E também foi ali que nasceu a competição entre os dois
jovens, que terminaria por fazer despontar dois dos maiores nomes da música no
século XX. Frank Sinatra, declaradamente antipático ao rock, gravou “Yesterday”
e “Something”. Sobre esta música dizia ser “a melhor música de amor dos últimos
50 anos”, para desespero do verdadeiro compositor, George Harrison. Dave Grohl,
líder do Foo Fighters, afirmou que Kurt Cobain aprendeu a tocar guitarra
ouvindo e tentando repetir os acordes dos Beatles. Ozzy Osbourne era fã de Paul
McCartney, que inventou o Heavy Metal quando compôs Helter Skelter. Foi o
estilo informal e simples dos primeiros anos da banda que inspiraram bandas
como Ramones e o estilo punk.
Foi o sucesso dos Beatles que levou o empresário de outra
banda, Rolling Stones, a obrigar Mick Jagger e Keith Richards a comporem suas próprias
músicas.
Após o lançamento dos álbuns mais elaborados e psicodélicos –
como Rubber Soul, Revolver e Sgt Pepper`s – novos fãs surgiram, como o poeta
Allen Ginsberg e outras pessoas que buscavam música que fizessem pensar.
Com a música Tomorrow Never Knows, efeitos musicais em loop
inauguraram uma fase vanguardista na música pop. Efeitos musicais estes dalavra
de Lennon, mas precedido de muitos anos de experimentação por Paul.

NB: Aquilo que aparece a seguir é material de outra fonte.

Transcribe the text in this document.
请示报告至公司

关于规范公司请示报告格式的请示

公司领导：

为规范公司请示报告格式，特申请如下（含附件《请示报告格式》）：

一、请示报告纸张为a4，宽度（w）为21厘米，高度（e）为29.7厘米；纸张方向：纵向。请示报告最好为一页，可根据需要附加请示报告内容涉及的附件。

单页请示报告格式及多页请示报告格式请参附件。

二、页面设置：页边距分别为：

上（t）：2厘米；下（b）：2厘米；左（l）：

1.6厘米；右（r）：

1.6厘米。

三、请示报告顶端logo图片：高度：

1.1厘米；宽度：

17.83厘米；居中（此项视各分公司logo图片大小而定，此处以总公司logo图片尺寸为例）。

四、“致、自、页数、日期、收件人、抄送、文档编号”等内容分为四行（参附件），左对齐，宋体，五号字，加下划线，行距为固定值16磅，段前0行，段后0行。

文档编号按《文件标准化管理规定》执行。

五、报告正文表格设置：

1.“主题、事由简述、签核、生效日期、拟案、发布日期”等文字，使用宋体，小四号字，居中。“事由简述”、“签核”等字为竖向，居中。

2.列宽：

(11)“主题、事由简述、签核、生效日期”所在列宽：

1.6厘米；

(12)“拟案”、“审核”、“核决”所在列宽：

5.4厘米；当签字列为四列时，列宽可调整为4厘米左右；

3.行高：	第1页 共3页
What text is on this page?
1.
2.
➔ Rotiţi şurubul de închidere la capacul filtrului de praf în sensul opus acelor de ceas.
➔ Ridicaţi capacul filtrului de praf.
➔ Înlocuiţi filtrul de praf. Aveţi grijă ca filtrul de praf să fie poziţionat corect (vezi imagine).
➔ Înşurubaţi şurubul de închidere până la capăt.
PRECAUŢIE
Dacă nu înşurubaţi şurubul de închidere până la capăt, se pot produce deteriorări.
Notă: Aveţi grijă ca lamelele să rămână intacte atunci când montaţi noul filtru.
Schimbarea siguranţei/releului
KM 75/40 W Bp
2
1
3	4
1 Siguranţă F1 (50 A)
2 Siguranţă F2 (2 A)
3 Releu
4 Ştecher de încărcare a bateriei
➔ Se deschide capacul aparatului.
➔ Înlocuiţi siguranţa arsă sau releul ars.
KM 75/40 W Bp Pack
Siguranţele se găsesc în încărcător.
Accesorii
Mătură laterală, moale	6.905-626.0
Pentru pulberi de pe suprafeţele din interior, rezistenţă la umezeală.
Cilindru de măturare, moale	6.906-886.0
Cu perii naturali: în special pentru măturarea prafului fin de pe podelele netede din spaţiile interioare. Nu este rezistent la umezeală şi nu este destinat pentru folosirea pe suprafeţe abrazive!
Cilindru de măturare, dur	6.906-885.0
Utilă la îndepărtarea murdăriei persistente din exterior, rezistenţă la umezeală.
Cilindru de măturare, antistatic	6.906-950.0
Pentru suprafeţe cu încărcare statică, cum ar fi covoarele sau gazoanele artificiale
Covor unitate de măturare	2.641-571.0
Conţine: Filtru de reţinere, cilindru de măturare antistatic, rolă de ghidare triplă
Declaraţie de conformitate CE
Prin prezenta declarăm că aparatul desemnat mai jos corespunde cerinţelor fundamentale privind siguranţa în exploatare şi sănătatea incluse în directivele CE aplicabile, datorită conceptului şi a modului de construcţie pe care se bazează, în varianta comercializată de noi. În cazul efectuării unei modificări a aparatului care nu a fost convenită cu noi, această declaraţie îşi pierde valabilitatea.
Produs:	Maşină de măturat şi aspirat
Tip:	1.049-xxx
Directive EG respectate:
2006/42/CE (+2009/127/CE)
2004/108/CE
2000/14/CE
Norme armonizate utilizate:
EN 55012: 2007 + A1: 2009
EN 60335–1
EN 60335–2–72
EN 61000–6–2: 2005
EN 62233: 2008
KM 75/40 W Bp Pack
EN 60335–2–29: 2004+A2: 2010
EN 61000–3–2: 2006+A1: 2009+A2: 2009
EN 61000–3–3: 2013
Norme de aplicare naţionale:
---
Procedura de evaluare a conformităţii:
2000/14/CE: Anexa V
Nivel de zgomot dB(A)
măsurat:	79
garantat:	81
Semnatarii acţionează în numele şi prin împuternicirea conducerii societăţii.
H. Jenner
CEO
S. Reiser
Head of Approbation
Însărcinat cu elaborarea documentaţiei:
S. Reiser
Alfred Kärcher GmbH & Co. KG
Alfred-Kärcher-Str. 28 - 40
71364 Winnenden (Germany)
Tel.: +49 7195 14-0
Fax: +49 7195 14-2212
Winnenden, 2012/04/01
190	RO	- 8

Começaram a usar os efeitos de estúdio como elemento de suas
músicas antes mesmo da banda Pink Floyd. Inventaram até o videoclipe, ao criar
filminhos que pudessem ser veiculados na mídia, evitando assim que tivessem que
comparecer sempre a programas de TV. A tendência seguida por diversas bandas de gravar álbuns ópera-rock, em que as músicas
contam uma história, da primeira à última, foi iniciada com o álbum Sgt.
Pepper`s.
Pode-se afirmar que foram eles que iniciaram as
apresentações musicais em estádios, forma que acharam para conseguirem se
apresentar para as multidões de fanáticos nos EUA: o primeiro deles ocorreu no
Shea Stadium, em NY, em 1965. 55 mil pessoas compareceram ao concerto.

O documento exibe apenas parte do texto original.